Yılın ilk gününde iktidarca STK olarak ifade edilen, hükümete yakın dernek maskesi takmış tarikatların İstanbul’da düzenlediği Gazze mitingi, gerici bir gövde gösterisine dönüşmüştür. Miting alanında açılan hilafet bayrakları, eylemcilerin miting görüntülerini sosyal medyadan “hilafet geliyor” türevi notlarla paylaşması, meselenin Filistin’e destek olmadığını bir kez daha göstermiştir.
İsrail insanlık tarihi sahnesindeki en büyük soykırımlardan birini yaparken, tüm insanlık Filistin için ayağa kalkarken, gericiler Filistin’in uğradığı bu zulmü bile kendi karanlık niyetleri için bir araca dönüştürmekten çekinmemiştir.
Oysa bir devletin yaptığı soykırıma en büyük tepkiyi verecek olan başka devletlerdir. En büyük cezalandırma aracı yaptırımlardır. İsrail ile her alanda anlaşmalar ve bürokrasi devam ettiren hükümetin öncülüğünde “İsrail’i protesto etmek” mantıksız, bu protestoları şeriat düşlerine kılıf etmek en hafif tabirle vicdansızlıktır.
Ayrıca miting sonrasında yaşanan bir hadise de artık tuzun da koktuğunun ispatı olmuştur.
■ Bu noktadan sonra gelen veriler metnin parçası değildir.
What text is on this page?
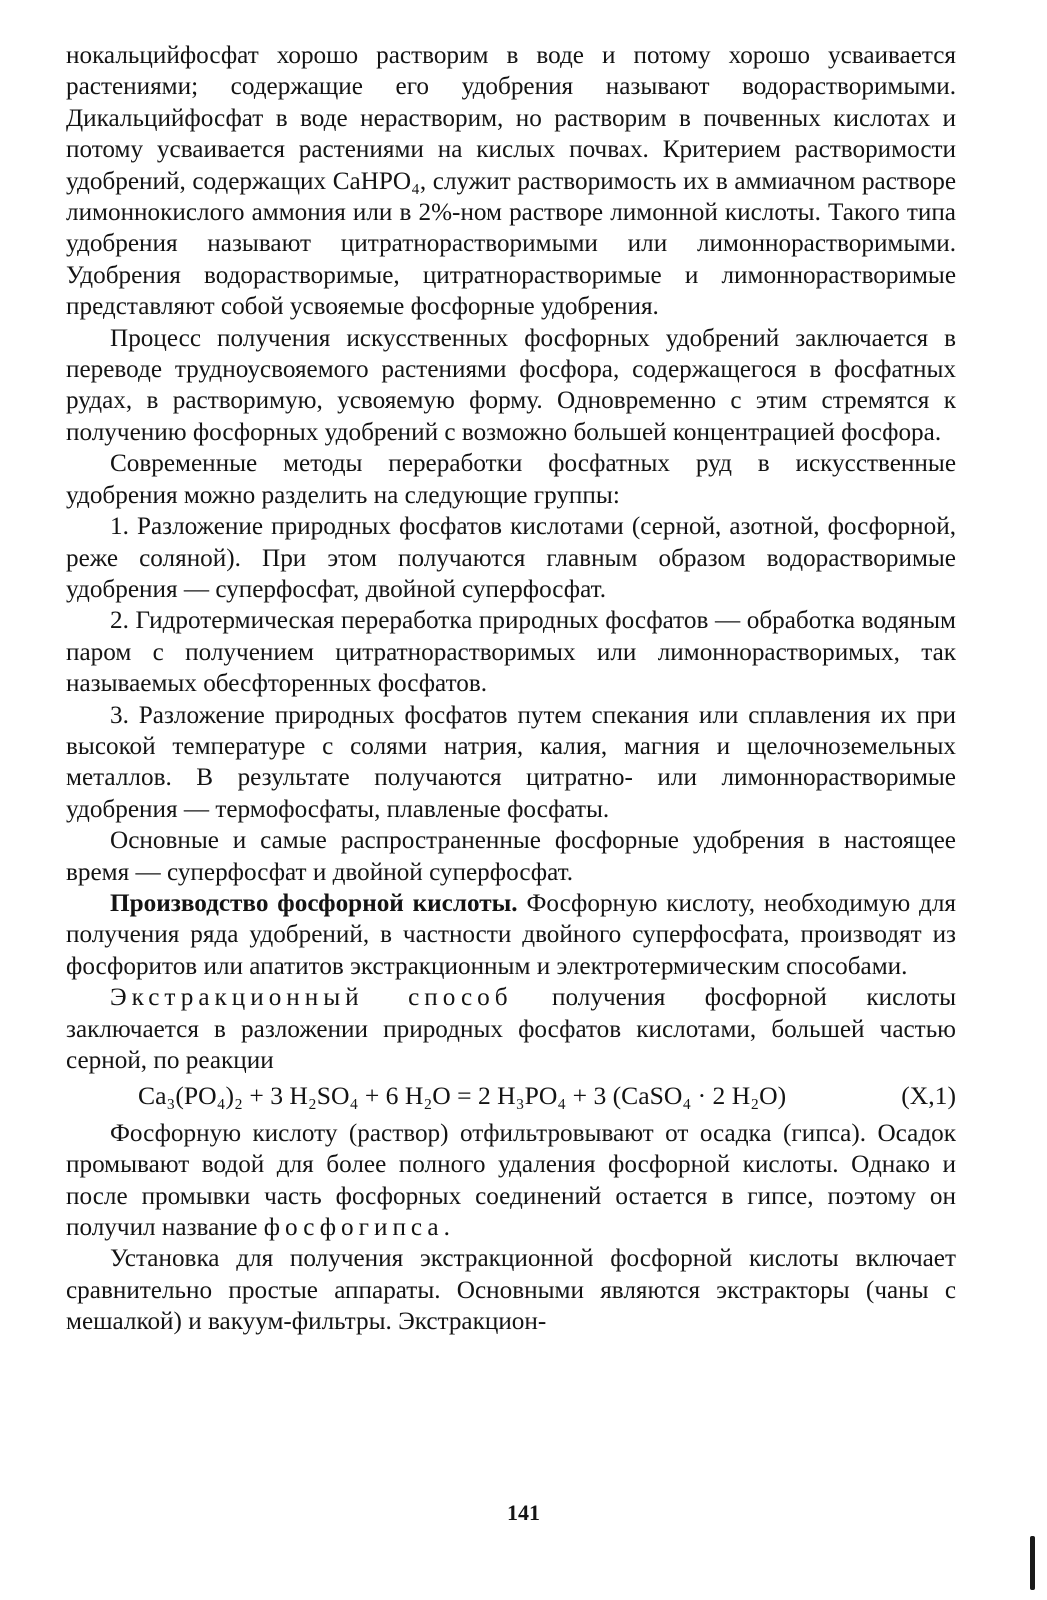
нокальцийфосфат хорошо растворим в воде и потому хорошо усваивается растениями; содержащие его удобрения называют водорастворимыми. Дикальцийфосфат в воде нерастворим, но растворим в почвенных кислотах и потому усваивается растениями на кислых почвах. Критерием растворимости удобрений, содержащих CaHPO₄, служит растворимость их в аммиачном растворе лимоннокислого аммония или в 2%-ном растворе лимонной кислоты. Такого типа удобрения называют цитратнорастворимыми или лимоннорастворимыми. Удобрения водорастворимые, цитратнорастворимые и лимоннорастворимые представляют собой усвояемые фосфорные удобрения.

Процесс получения искусственных фосфорных удобрений заключается в переводе трудноусвояемого растениями фосфора, содержащегося в фосфатных рудах, в растворимую, усвояемую форму. Одновременно с этим стремятся к получению фосфорных удобрений с возможно большей концентрацией фосфора.

Современные методы переработки фосфатных руд в искусственные удобрения можно разделить на следующие группы:

1. Разложение природных фосфатов кислотами (серной, азотной, фосфорной, реже соляной). При этом получаются главным образом водорастворимые удобрения — суперфосфат, двойной суперфосфат.

2. Гидротермическая переработка природных фосфатов — обработка водяным паром с получением цитратнорастворимых или лимоннорастворимых, так называемых обесфторенных фосфатов.

3. Разложение природных фосфатов путем спекания или сплавления их при высокой температуре с солями натрия, калия, магния и щелочноземельных металлов. В результате получаются цитратно- или лимоннорастворимые удобрения — термофосфаты, плавленые фосфаты.

Основные и самые распространенные фосфорные удобрения в настоящее время — суперфосфат и двойной суперфосфат.

Производство фосфорной кислоты. Фосфорную кислоту, необходимую для получения ряда удобрений, в частности двойного суперфосфата, производят из фосфоритов или апатитов экстракционным и электротермическим способами.

Экстракционный способ получения фосфорной кислоты заключается в разложении природных фосфатов кислотами, большей частью серной, по реакции

Ca₃(PO₄)₂ + 3 H₂SO₄ + 6 H₂O = 2 H₃PO₄ + 3 (CaSO₄ · 2 H₂O)	(X,1)

Фосфорную кислоту (раствор) отфильтровывают от осадка (гипса). Осадок промывают водой для более полного удаления фосфорной кислоты. Однако и после промывки часть фосфорных соединений остается в гипсе, поэтому он получил название фосфогипса.

Установка для получения экстракционной фосфорной кислоты включает сравнительно простые аппараты. Основными являются экстракторы (чаны с мешалкой) и вакуум-фильтры. Экстракцион-

141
Üniversiteli bir genç, Ege Akersoy, mitinge elinde ‘tevhid’ bayrağıyla giden bir kişiyle önce tartışmış, haklı tepkisinin karşısında daha da yoğun bir tahrikle karşılaşınca gençliğinin de verdiği hararetle fiili müdahalede bulunmuştur. Devamında polisin yanı başında kendisine yönelik hakaretler olmuş ve fiili saldırı da gerçekleşmiştir. Çıkan arbede sonrasında gözaltına alınan Akersoy için önce 'kasten yaralama'dan açılan soruşturma, olayın sosyal medyaya yansıması üzerine "halkı kin ve düşmanlığa tahrik"e dönüşmüştür.
Ve suçlamadaki bu kıvrak değişiklikle 22 yaşında bir gencin tutuklanmasına zemin hazırlanmıştır.
İstanbul’un orta yerinde, terör örgütü IŞİD’in kullandığı bayrağı açmak, Anayasal düzeni alenen hedef almak ise bırakın “halkı kin ve düşmanlığa tahrik” etmeyi, gözaltına alınmaya bile sebep sayılmamıştır.
Şiddet ve şiddet eylemlerini desteklememiz, dünya görüşümüz ve eğitimci kimliğimiz nedeniyle asla mümkün değilse de bu çifte standart, bu hukukun belli bir zümrenin hoşuna gideceği şekilde kullanılma hali korkunçtur. Toplumu her alanda kutuplaştıranlar, ayrıştırıcı söylem ve politikalardan vazgeçmeyenler yarattıkları bu huzursuz tabloyu hukuksuzlukla da daha beter hale getirmektedir.
22 yaşında Atatürkçü bir asker çocuğu, babasının tabiriyle hayatında bir kez bile kavga etmemiş bir gencin bu aşırı eylemi bir sonuçtur. Neden ise zaten bu gencin tepkisine gerek kalmadan ağır tahrik ve tehdit unsurları barındıran bu gerici eylemlerin hukuken gerekli cevabı almamış olmasıdır. Ve olayları sadece sonuçlarla değil o sonuçları meydana getiren nedenlerle değerlendirmek tek akılcı yöntemdir.
Bugün, yani hilafet şovları yapılan mitingden sadece bir gün sonra, büyük önderimiz Atatürk’ün ebedi istirahatgâhı Anıtkabir'e giden bir kişi, cumhuriyete lanet okuyarak şeriat çağrısında bulunmuştur. Yani görüldüğü üzere gericiler, Cumhuriyet düşmanları birbirlerinden ve cezasızlıktan güç almaktadır. Kanserli hücrelerin sinsice bir araya gelip yeterli kuvvete kavuşunca vücuda saldırması gibi…
Cumhuriyet’in ve devrimlerinin her zaman savunucusu olan Eğitim-İş olarak altını çiziyoruz:
Bu Cumhuriyet sahipsiz değildir! Hilafet, saltanat, şeriat isteyenler, kaçınılmaz olarak, gördükleri karanlık düşlerden hakikatin acı sesiyle uyanacaktır. O sesin ebediyen söyleyeceği söz ise şudur:
“Efendiler ve ey millet, iyi biliniz ki, Türkiye Cumhuriyeti şeyhler, dervişler, müritler, mensuplar memleketi olamaz. En doğru, en gerçek yol, medeniyet yoludur.”